Initiation of and Barriers to Prenatal Care Use Among Low-Income Women in San Antonio, Texas
Healthy People 2010 goals set a target of 90% of mothers starting prenatal care in the first trimester of pregnancy. While there are questions about the value of prenatal care (PNC), there is much observational evidence of the benefits of PNC including reduction in maternal, fetal, perinatal, and infant deaths. The objective of this study was to understand barriers to PNC as well as factors that impact early initiation of care among low-income women in San Antonio, Texas. A survey study was conducted among low-income women seeking care at selected public health clinics in San Antonio. Interviews were conducted with 444 women. Study results show that women with social barriers, those who were less educated, who were living alone (i.e. without an adult partner or spouse), or who had not planned their pregnancies were more likely to initiate PNC late in their pregnancies. It was also observed that women who enrolled in the WIC program were more likely to initiate PNC early in their pregnancies. Women who initiated PNC late in pregnancy had the highest odds of reporting service-related barriers to receiving care.

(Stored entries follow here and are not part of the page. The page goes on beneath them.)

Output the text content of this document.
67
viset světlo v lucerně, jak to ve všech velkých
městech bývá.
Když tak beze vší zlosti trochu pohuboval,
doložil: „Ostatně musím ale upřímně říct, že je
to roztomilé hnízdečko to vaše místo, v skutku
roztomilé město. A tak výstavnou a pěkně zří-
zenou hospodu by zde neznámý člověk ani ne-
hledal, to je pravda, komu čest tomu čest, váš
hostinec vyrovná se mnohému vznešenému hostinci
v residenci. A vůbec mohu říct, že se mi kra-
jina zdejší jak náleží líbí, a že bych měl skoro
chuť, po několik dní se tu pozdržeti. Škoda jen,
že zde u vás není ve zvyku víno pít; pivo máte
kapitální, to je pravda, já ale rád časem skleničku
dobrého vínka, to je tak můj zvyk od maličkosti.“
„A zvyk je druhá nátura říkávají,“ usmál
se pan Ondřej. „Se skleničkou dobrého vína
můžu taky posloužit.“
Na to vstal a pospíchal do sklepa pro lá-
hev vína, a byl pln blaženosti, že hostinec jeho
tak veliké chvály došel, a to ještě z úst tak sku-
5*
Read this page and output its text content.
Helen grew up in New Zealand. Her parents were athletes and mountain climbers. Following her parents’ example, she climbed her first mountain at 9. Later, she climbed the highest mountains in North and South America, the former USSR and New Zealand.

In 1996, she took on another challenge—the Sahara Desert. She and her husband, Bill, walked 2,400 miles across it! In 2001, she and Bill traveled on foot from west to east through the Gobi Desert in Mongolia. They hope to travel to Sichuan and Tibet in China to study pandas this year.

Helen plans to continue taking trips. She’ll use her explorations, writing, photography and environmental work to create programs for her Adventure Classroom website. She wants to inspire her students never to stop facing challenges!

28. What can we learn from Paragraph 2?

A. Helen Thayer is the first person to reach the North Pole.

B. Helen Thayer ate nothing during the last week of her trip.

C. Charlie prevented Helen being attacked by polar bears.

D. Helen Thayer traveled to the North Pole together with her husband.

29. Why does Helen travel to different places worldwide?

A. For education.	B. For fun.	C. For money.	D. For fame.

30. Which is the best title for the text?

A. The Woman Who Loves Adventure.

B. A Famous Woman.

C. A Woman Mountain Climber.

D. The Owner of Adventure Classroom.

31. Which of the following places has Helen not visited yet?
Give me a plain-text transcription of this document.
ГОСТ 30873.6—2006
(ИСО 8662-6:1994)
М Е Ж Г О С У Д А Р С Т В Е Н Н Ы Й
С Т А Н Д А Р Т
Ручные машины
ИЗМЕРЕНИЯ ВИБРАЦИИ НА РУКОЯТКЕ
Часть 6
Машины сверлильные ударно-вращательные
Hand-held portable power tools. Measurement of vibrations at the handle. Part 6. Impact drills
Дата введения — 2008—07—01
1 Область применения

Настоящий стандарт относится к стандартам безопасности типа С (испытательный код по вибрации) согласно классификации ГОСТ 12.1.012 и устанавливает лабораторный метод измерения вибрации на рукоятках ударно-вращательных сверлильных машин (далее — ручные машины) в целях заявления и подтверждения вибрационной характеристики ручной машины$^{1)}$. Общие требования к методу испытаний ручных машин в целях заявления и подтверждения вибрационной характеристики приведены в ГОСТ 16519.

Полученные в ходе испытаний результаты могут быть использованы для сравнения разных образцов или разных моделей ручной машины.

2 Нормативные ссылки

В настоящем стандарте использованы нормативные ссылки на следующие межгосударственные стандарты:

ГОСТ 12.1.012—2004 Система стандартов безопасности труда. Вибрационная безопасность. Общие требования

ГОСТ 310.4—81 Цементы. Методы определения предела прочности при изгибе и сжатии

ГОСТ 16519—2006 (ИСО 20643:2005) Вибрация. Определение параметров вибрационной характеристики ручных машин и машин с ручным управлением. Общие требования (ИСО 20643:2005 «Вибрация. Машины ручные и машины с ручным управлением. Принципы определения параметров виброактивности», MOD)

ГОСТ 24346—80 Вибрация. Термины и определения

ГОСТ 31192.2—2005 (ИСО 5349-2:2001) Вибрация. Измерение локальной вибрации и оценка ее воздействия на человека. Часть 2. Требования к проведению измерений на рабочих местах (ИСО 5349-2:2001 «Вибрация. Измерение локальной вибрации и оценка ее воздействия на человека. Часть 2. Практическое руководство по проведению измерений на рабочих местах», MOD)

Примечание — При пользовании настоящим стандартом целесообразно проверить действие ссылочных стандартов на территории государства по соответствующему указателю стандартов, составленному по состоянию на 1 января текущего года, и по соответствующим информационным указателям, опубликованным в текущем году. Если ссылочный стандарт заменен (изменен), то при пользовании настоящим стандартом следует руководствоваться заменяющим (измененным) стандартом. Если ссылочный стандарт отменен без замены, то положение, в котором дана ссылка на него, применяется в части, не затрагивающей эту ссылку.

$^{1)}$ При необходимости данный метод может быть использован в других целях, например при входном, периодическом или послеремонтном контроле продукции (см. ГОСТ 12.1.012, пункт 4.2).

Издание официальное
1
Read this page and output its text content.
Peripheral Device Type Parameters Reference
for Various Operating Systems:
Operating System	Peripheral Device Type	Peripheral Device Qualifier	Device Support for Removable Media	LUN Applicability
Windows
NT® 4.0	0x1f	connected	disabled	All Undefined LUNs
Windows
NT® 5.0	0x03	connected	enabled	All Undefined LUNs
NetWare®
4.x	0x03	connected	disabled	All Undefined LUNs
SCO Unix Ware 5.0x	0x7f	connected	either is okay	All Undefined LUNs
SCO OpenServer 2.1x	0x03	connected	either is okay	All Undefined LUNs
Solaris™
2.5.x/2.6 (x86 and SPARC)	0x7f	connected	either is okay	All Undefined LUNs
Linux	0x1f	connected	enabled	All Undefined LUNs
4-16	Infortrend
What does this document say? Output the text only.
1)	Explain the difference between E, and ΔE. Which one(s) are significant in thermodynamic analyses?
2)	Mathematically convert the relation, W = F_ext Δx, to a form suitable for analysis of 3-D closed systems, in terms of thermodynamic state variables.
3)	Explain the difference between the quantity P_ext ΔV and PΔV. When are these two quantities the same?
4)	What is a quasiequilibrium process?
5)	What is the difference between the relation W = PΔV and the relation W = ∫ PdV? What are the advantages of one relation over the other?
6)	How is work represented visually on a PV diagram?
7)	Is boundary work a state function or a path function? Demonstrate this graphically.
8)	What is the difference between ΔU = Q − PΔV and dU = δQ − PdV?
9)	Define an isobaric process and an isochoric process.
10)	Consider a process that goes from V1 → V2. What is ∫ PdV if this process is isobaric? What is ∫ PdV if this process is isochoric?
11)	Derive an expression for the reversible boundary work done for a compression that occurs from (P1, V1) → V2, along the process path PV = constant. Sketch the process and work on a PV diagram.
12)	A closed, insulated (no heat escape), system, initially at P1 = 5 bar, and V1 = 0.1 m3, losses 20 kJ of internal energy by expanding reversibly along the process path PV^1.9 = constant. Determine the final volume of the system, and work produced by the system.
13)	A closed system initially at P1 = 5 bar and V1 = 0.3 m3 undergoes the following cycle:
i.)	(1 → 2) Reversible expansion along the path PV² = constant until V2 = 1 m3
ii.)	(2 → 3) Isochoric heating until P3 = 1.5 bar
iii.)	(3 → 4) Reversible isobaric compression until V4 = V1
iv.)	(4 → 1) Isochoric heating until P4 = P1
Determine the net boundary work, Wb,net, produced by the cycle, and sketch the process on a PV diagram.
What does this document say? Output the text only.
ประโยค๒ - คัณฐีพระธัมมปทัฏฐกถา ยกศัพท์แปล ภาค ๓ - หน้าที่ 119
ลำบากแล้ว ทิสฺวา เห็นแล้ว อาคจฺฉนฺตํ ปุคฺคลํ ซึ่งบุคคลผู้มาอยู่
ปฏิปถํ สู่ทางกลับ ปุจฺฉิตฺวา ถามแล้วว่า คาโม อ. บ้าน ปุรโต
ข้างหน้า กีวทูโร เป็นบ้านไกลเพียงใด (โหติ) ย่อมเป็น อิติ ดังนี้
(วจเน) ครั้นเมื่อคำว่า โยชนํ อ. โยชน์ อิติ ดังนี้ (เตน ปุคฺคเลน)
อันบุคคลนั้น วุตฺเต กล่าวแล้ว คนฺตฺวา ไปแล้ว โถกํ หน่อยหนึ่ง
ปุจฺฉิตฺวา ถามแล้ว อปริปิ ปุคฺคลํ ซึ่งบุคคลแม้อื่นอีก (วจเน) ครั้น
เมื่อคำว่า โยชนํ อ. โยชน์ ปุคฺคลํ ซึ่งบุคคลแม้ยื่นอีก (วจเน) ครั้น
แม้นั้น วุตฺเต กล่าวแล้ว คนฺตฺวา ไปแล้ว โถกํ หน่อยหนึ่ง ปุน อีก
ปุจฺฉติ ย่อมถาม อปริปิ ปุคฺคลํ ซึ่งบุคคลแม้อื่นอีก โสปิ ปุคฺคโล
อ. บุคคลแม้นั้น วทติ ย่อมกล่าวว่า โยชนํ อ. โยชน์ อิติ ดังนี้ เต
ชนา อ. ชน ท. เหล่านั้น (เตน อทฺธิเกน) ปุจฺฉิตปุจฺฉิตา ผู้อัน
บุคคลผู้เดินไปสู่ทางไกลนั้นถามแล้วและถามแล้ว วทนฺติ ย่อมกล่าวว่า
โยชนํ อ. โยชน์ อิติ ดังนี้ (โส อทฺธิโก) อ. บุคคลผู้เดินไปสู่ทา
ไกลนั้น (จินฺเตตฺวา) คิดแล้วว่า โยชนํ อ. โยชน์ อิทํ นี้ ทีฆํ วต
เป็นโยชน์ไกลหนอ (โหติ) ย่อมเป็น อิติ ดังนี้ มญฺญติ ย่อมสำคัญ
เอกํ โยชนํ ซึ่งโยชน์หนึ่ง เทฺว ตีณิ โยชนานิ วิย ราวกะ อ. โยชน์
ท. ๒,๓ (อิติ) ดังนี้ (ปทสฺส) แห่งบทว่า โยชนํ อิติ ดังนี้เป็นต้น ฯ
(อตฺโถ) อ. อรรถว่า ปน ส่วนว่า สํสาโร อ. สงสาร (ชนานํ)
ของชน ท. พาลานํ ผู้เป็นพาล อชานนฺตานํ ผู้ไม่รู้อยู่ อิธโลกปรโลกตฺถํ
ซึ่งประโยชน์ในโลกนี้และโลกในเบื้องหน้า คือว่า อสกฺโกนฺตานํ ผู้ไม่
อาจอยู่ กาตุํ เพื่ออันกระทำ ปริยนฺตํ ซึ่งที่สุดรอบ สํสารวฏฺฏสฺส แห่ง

However, financial and personal barriers created no significant obstacles to women initiating PNC. The majority of women in this study reported that they were aware of the importance of PNC, knew where to go for care during pregnancy, and were able to pay for care through financial assistance, yet some did not initiate early prenatal care. This clearly establishes that the decision making process regarding PNC is complex. It is important that programs consider the complexity of the decision-making process and the priorities women set during pregnancy in planning interventions, particularly those that target low-income women. This could increase the likelihood that these women will seek PNC early in their pregnancies.
Sunil, T. S.,
& Torres, C.
(2010). Initiation of and Barriers to Prenatal Care Use Among Low-Income Women in San Antonio, Texas. Maternal and Child Health Journal, 14 (1), 133-140.